Auch eine „Erwartete Tabelle“ lässt sich auf diesem Weg berechnen. Über die „Expected Goals“ der gegnerischen Teams – die sogenannten „xGa“ für „Expected Goals Against“ – lassen sich für jeden Spieltag die zu erwartenden Ergebnisse aller absolvierten Duelle oder eine Tabelle rekonstruieren. Diese ähnelt der tatsächlichen Tabelle zwar in Teilen, doch auch einige Abweichungen sind auffällig.

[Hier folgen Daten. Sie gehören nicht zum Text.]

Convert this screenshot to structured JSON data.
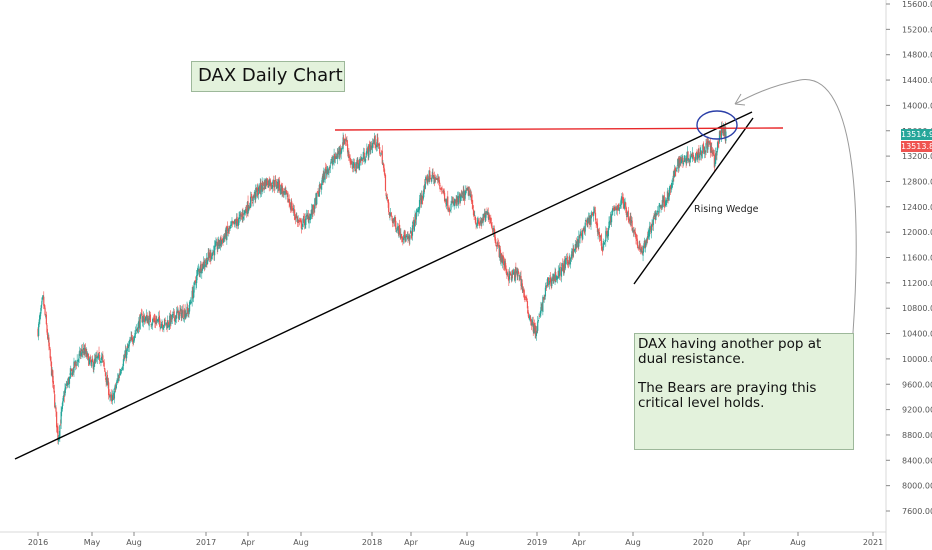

So belegte der FC Schalke 04 zwar auch in der „Erwarteten Tabelle“ nach dem 23. Spieltag den letzten Tabellenplatz, beim VfB Stuttgart sind jedoch drei Punkte mehr als in der Realität auf dem Konto. Überraschend ist das Bild auch an der Tabellenspitze. Hier führte nicht etwa der FC Bayern München die Tabelle an, sondern RB Leipzig vor Borussia Dortmund. Die Münchner liegen sechs Punkte hinter Leipzig und vier hinter dem BVB erst auf dem dritten „erwarteten“ Tabellenplatz. Über die Aussagekraft von „Expected Goals“, „Expected Points“ und daraus folgender Tabelle darf somit individuell geurteilt werden.